In seiner Not gibt der mittellose Link an, zur Bande zurückgekehrt zu sein, um die Zeiten des glorreichen Verbrechens wieder aufleben zu lassen, wobei er die schöne Sängerin als seine Frau vorstellt, was einige von Tobins Männern aber nicht daran hindert, Billie nachzustellen und zu erniedrigen. Tobin will einen letzten großen Überfall durchziehen, bevor auch er sich zur Ruhe setzen wird. Um seine Begleiter vor den Dieben zu schützen, erklärt Link seine Bereitschaft zur Teilnahme, doch da Dock längst nicht mehr der Anführer ist, der er einst war, macht sich unter seinen Männern Unmut breit, als sie sich durch den neuen Mann in ihren Reihen bedroht fühlen…
Kritik:
Anthony Mann drehte „Der Mann aus dem Westen“ nach dem gleichnamigen Debütroman von Will C. Brown und besetzte Gary Cooper in einer ähnlich Einzelgänger-Rolle wie in Fred Zinnemanns „12 Uhr mittags“. Es ist ein für die 1950er Jahre ungewöhnlich düsterer Western, in dem Coopers Rolle als Symbolfigur zwischen der Vergangenheit und Zukunft agiert. Bezeichnend ist hier die Szene am Bahnsteig, wenn Link vor dem einfahrenden, dampfenden Zug zurückspringt. Es ist seine erste Begegnung mit der Zukunft, die mit seiner Vergangenheit als Gangster nichts mehr zu tun haben soll. Der Überfall auf den Zug und der Rückzug in seine alte Wirkungsstätte mit dem Wiedersehen seines alten Lehrmeisters führt allerdings zu einer erneuten Auseinandersetzung mit seiner kriminellen Vergangenheit.
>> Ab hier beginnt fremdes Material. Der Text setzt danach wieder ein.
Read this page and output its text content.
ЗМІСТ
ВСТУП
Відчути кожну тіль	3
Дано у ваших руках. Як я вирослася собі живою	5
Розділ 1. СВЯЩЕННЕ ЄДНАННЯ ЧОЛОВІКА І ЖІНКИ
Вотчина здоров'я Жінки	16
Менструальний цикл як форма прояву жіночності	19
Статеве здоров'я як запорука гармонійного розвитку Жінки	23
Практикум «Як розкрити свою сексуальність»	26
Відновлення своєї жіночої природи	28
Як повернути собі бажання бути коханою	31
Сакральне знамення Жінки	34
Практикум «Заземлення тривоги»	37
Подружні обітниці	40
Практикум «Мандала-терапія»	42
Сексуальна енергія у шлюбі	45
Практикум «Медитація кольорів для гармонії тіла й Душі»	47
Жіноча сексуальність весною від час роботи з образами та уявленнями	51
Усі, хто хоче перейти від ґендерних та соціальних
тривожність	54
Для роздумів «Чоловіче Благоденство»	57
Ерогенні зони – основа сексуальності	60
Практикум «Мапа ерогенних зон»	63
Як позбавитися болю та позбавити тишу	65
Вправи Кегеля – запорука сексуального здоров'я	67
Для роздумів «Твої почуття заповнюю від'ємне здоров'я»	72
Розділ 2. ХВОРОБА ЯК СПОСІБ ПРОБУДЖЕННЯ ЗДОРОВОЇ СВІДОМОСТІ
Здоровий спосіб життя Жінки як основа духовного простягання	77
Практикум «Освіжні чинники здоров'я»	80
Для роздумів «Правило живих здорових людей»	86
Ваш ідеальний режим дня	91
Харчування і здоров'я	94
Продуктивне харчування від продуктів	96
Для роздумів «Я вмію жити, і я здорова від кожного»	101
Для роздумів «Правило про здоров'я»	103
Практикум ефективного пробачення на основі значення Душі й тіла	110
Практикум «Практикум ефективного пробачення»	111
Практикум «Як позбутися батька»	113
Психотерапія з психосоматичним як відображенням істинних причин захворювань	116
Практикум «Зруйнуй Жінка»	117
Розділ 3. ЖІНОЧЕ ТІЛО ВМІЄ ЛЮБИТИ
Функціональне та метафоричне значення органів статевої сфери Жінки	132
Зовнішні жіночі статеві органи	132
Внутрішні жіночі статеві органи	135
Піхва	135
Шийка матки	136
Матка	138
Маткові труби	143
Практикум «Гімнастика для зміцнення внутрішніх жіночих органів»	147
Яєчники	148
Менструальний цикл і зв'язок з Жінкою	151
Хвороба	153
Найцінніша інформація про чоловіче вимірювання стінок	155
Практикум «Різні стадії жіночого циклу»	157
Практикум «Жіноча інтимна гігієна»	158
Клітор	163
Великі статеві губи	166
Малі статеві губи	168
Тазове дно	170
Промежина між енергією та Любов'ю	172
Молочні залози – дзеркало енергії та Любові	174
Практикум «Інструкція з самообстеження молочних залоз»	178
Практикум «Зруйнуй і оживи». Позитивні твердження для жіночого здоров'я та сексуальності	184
Anthony Mann und sein Drehbuchautor Reginald Rose („Die zwölf Geschworenen“) erzeugen die Spannung vor allem durch die Interaktionen der Protagonisten untereinander, die sich kritisch beäugen und abschätzen, was sie von den jeweils anderen zu halten haben. Während Coopers Link die jeweilige Situation in Ruhe und mit Vernunft zu beurteilen versucht, steigert sich der alternde Tobin immer mehr in eine Raserei, mit der er auch seine unerfahrenen Gefolgsleute verunsichert.
„Der Mann aus dem Westen“ überzeugt mit feinen Charakterzeichnungen und dem Spannungsfeld zwischen Loyalität und Überlebenskampf, der mit dem Abschließen der alten Ordnung einhergeht. Für Nouvelle-Vague-Mitbegründer Jean-Luc Godard zählte „Der Mann aus dem Westen“ deshalb zu den besten Filmen des Jahres 1958, womit er für eine weithin größere Aufmerksamkeit für das Werk von Anthony Mann sorgte.